Establishing an iron ore unit will help Xstrata compete against larger rivals BHP Billiton Ltd. and Rio Tinto Group, whose ore divisions generate their biggest sales by value. BHP, Rio and Vale SA, the world’s biggest iron ore producer, control about three quarters of the global export market.


“It’s an industry which offers greater returns because of its concentrated nature,” said Ric Ronge, who helps manage the equivalent of $1.3 billion at Pengana Global Resources Fund in Melbourne. “You’ve got three top players, Rio, BHP and Vale - that all conspires to offer pretty good margins.”


Xstrata fell 1.4 percent to close at 1,365 pence yesterday in London trading.
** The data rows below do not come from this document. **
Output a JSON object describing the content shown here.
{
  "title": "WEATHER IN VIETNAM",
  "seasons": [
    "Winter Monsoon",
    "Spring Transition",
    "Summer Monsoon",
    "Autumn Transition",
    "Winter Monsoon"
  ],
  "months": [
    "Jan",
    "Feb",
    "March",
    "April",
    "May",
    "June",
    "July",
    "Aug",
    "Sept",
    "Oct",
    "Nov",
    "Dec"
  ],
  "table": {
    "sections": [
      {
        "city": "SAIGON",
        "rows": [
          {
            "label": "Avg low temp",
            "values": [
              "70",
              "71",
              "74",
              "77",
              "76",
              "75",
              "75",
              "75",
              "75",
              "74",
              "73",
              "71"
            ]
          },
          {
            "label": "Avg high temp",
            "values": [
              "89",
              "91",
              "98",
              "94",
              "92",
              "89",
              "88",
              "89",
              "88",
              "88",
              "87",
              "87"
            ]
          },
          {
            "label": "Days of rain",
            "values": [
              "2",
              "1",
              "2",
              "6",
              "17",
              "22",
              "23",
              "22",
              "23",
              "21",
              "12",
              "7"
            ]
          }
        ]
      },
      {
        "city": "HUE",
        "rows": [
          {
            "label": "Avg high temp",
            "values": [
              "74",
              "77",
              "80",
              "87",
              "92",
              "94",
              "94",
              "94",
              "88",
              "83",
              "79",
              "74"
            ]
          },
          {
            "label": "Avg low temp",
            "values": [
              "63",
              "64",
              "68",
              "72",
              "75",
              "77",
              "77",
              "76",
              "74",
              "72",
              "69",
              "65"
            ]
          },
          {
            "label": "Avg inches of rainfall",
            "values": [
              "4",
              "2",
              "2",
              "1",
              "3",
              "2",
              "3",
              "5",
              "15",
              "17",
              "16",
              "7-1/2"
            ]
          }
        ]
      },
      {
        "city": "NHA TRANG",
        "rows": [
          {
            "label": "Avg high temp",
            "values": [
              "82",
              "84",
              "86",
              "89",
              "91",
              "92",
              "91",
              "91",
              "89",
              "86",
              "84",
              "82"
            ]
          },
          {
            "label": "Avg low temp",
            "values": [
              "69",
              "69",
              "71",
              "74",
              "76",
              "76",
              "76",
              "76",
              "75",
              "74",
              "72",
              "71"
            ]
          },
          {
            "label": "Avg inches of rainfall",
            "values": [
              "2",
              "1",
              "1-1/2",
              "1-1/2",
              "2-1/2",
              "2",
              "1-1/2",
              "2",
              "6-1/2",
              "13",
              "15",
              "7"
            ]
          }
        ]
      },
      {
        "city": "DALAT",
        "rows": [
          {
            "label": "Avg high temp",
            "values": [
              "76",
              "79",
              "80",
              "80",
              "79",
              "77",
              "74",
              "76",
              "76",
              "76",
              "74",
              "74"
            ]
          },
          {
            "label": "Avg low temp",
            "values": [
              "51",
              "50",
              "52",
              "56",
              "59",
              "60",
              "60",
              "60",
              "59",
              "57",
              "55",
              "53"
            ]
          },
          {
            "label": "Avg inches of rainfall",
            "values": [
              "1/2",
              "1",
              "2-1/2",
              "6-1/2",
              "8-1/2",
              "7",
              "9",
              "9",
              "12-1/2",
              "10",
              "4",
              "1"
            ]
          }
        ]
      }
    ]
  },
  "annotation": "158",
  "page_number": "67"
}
Sphere, which has three projects in Mauritania, including half of the $1.65 billion Guelb el Aouj development, gained 0.7 percent to A$2.97 in Sydney today.


Mauritania Projects


BHP’s carbon steel materials unit, which includes iron ore, had an earnings before interest and taxation margin of 57 percent last year compared with 22 percent for its energy coal unit, according to a Oct. 21 Deutsche Bank AG report.


Freyberg wants to buy Sphere for its three iron ore projects in Mauritania and has agreed to spend as much as $106 million on an initial study of the Zanaga project in the Republic of Congo.


“These two iron ore opportunities present us with a very interesting entry into the sector and we’ll continue to look for further opportunities elsewhere,” Freyberg said.


Xstrata on Nov. 3 raised its cash offer for Sphere by 20 percent to A$3.00 a share as prices for the steelmaking ingredient climb. The ore business is at present part of Xstrata’s coal unit, Freyberg said.


Less Attractive


The average price for ore delivered to China was $145 a metric ton in the first half, according to The Steel Index. That’s more than double the average $69 a ton for the same period last year.


Chinese companies have been buying overseas mines and projects to reduce costs and their dependency on the three big suppliers.


“We have some fears that the iron ore market is going to look a little less attractive in the long run than what it is now,” said Pengana’s Ronge. “China being a major consumer is doing everything it can to support fragmentation and diversification of supply and security supply longer run.”


Xstrata’s offer for Sphere lapses on Nov. 12 and carries a 50 percent minimum acceptance condition. The acceptance level was above 30 percent today, Freyberg said.